Taking the learning experience outside the classroom and across the world, Castleton students are given the opportunity to begin their summer traveling across the globe as part of spring and fall class curriculums.
This past summer students traveled to various sites in the Mojave desert, explored the music culture of Cuba and learned of ancient history in Greece.
“I think that performing with Vocal Leo in the Museum of the Revolution was one of the most, if not the most amazing moment of my life thus far,” said student Sarah Coker, who went to Cuba on a combined class trip with the Castleton Choir and Cuba Immersion: History, Culture and Music class.
The trip was well deserved after a semester of hard work in the classroom and hours of rehearsal. Along with anthropology professor Phil Lamy and music professor Sherrill Blodget, who teamed up to create the Cuban Study Program, students took the opportunity to fully immerse in the culture and lifestyle of Cuba, while showcasing their musical talents.
“The experience was tremendous for the students as well as for myself, and I hope we can arrange more such collaborations in the future,” said Blodget.
Another group of students that had the chance to become worldlier were those enrolled in the Natural History of Mojave Desert course. Students, accompanied by science professors Brad Coupe, Christine Palmer and Tim Grover, took a hands-on learning approach as they recently explored the Mojave desert in California.
The 10-day expedition led the group through Death Valley and the Mojave National Preserve where they saw a variety of animals, plants, rocks and other amenities the natural environment contains.
Coupe described the trip as a truly remarkable and unlike any experience that can be offered in a classroom setting.
“I can sit in the classroom and tell you about whatever topic and get you to think about those things but if you can’t experience them or immerse yourself, than you’re missing out on a big part of the picture,” Coupe said.

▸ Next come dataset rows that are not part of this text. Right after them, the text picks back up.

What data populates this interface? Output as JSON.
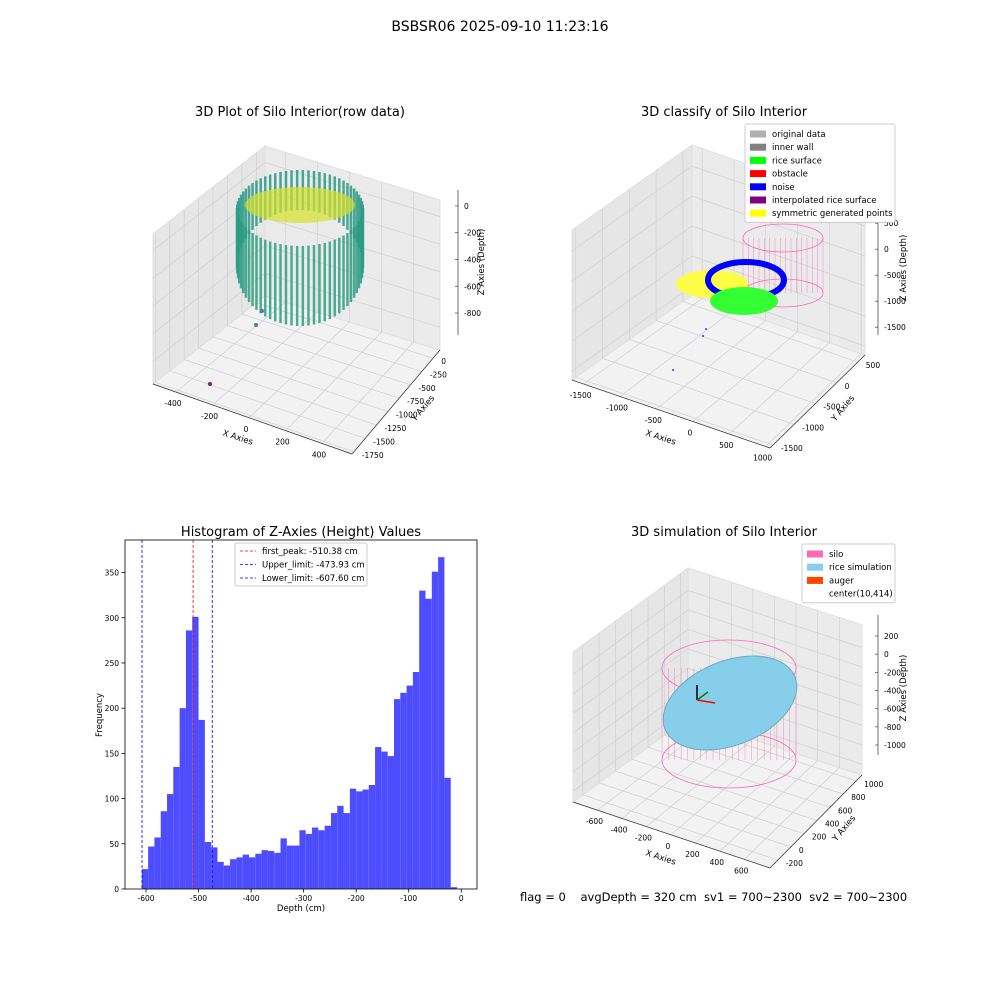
{
  "title": "BSBSR06 2025-09-10 11:23:16",
  "status": "flag = 0    avgDepth = 320 cm  sv1 = 700~2300  sv2 = 700~2300",
  "chart_data": [
    {
      "type": "scatter3d",
      "title": "3D Plot of Silo Interior(row data)",
      "x_label": "X Axies",
      "y_label": "Y Axies",
      "z_label": "Z Axies (Depth)",
      "xlim": [
        -526,
        564
      ],
      "xticks": [
        -400,
        -200,
        0,
        200,
        400
      ],
      "ylim": [
        -1790,
        150
      ],
      "yticks": [
        0,
        -250,
        -500,
        -750,
        -1000,
        -1250,
        -1500,
        -1750
      ],
      "zlim": [
        -964,
        119
      ],
      "zticks": [
        0,
        -200,
        -400,
        -600,
        -800
      ]
    },
    {
      "type": "scatter3d",
      "title": "3D classify of Silo Interior",
      "x_label": "X Axies",
      "y_label": "Y Axies",
      "z_label": "Z Axies (Depth)",
      "xlim": [
        -1660,
        1060
      ],
      "xticks": [
        -1500,
        -1000,
        -500,
        0,
        500,
        1000
      ],
      "ylim": [
        -1570,
        670
      ],
      "yticks": [
        500,
        0,
        -500,
        -1000,
        -1500
      ],
      "zlim": [
        -1650,
        850
      ],
      "zticks": [
        500,
        0,
        -500,
        -1000,
        -1500
      ],
      "legend": [
        {
          "name": "original data",
          "color": "#b0b0b0"
        },
        {
          "name": "inner wall",
          "color": "#808080"
        },
        {
          "name": "rice surface",
          "color": "#00ff00"
        },
        {
          "name": "obstacle",
          "color": "#ff0000"
        },
        {
          "name": "noise",
          "color": "#0000ff"
        },
        {
          "name": "interpolated rice surface",
          "color": "#800080"
        },
        {
          "name": "symmetric generated points",
          "color": "#ffff00"
        }
      ]
    },
    {
      "type": "histogram",
      "title": "Histogram of Z-Axies (Height) Values",
      "x_label": "Depth (cm)",
      "y_label": "Frequency",
      "color": "#4d4dff",
      "bins": [
        -608,
        -596,
        -584,
        -572,
        -560,
        -548,
        -536,
        -524,
        -512,
        -500,
        -488,
        -476,
        -464,
        -452,
        -440,
        -428,
        -416,
        -404,
        -392,
        -380,
        -368,
        -356,
        -344,
        -332,
        -320,
        -308,
        -296,
        -284,
        -272,
        -260,
        -248,
        -236,
        -224,
        -212,
        -200,
        -188,
        -176,
        -164,
        -152,
        -140,
        -128,
        -116,
        -104,
        -92,
        -80,
        -68,
        -56,
        -44,
        -32,
        -20,
        -8
      ],
      "values": [
        22,
        47,
        57,
        86,
        105,
        135,
        200,
        286,
        301,
        187,
        52,
        46,
        30,
        26,
        33,
        35,
        38,
        35,
        39,
        43,
        42,
        40,
        56,
        48,
        48,
        65,
        61,
        68,
        65,
        70,
        84,
        92,
        84,
        111,
        108,
        110,
        115,
        157,
        152,
        147,
        210,
        217,
        225,
        240,
        330,
        321,
        351,
        367,
        123,
        2
      ],
      "xlim": [
        -640,
        30
      ],
      "xticks": [
        -600,
        -500,
        -400,
        -300,
        -200,
        -100,
        0
      ],
      "ylim": [
        0,
        386
      ],
      "yticks": [
        0,
        50,
        100,
        150,
        200,
        250,
        300,
        350
      ],
      "lines": [
        {
          "name": "first_peak: -510.38 cm",
          "value": -510.38,
          "color": "#ff0000"
        },
        {
          "name": "Upper_limit: -473.93 cm",
          "value": -473.93,
          "color": "#0000ff"
        },
        {
          "name": "Lower_limit: -607.60 cm",
          "value": -607.6,
          "color": "#0000ff"
        }
      ]
    },
    {
      "type": "scatter3d",
      "title": "3D simulation of Silo Interior",
      "x_label": "X Axies",
      "y_label": "Y Axies",
      "z_label": "Z Axies (Depth)",
      "xlim": [
        -800,
        810
      ],
      "xticks": [
        -600,
        -400,
        -200,
        0,
        200,
        400,
        600
      ],
      "ylim": [
        -320,
        1090
      ],
      "yticks": [
        -200,
        0,
        200,
        400,
        600,
        800,
        1000
      ],
      "zlim": [
        -1110,
        431
      ],
      "zticks": [
        200,
        0,
        -200,
        -400,
        -600,
        -800,
        -1000
      ],
      "legend": [
        {
          "name": "silo",
          "color": "#ff69b4"
        },
        {
          "name": "rice simulation",
          "color": "#87ceeb"
        },
        {
          "name": "auger",
          "color": "#ff4500"
        },
        {
          "name": "center(10,414)",
          "color": "#ffffff"
        }
      ]
    }
  ]
}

Castleton student, Emma Blaiklock can also attest to that statement, after she, along with 15 of her fellow classmates in Art History of Greece and Drawing 1, spent part of their summer roaming Greece.

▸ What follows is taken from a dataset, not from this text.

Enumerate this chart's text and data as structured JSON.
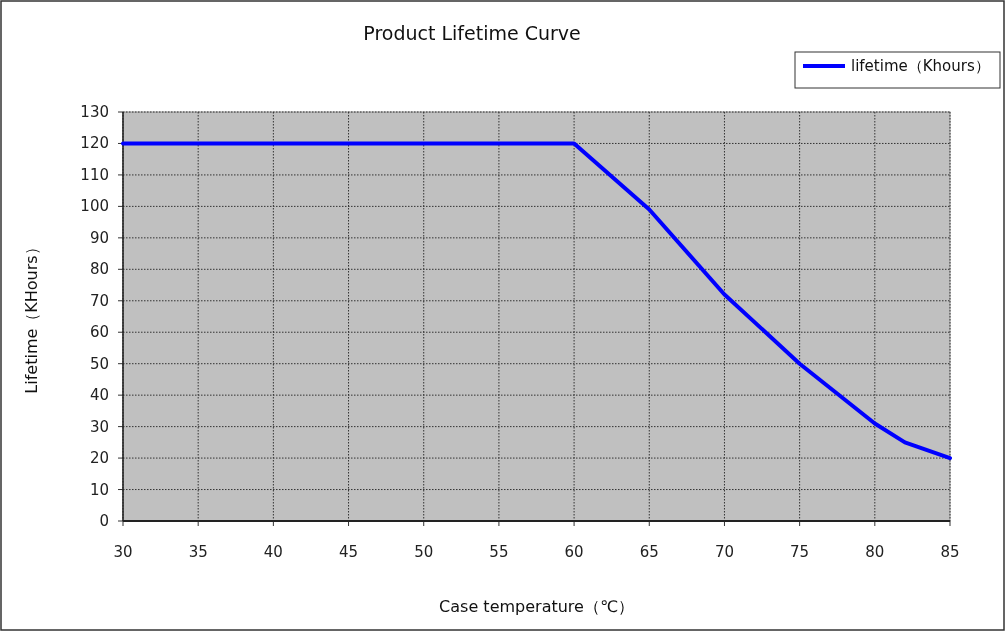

Students on the trip spent a significant amount of time in Athens and the island of Samoas, where they were able to see major archeological sites while immersing in the culture of Greece, its language, authentic food and traditional music.
Blaiklock explained that the best part of the trip was learning in an environment where students could see everything first hand instead of just in pictures.
“Going to a different country to study allows you to see things in a different way,” she said, “It opens you up to interpreting and understanding things you never knew you could.”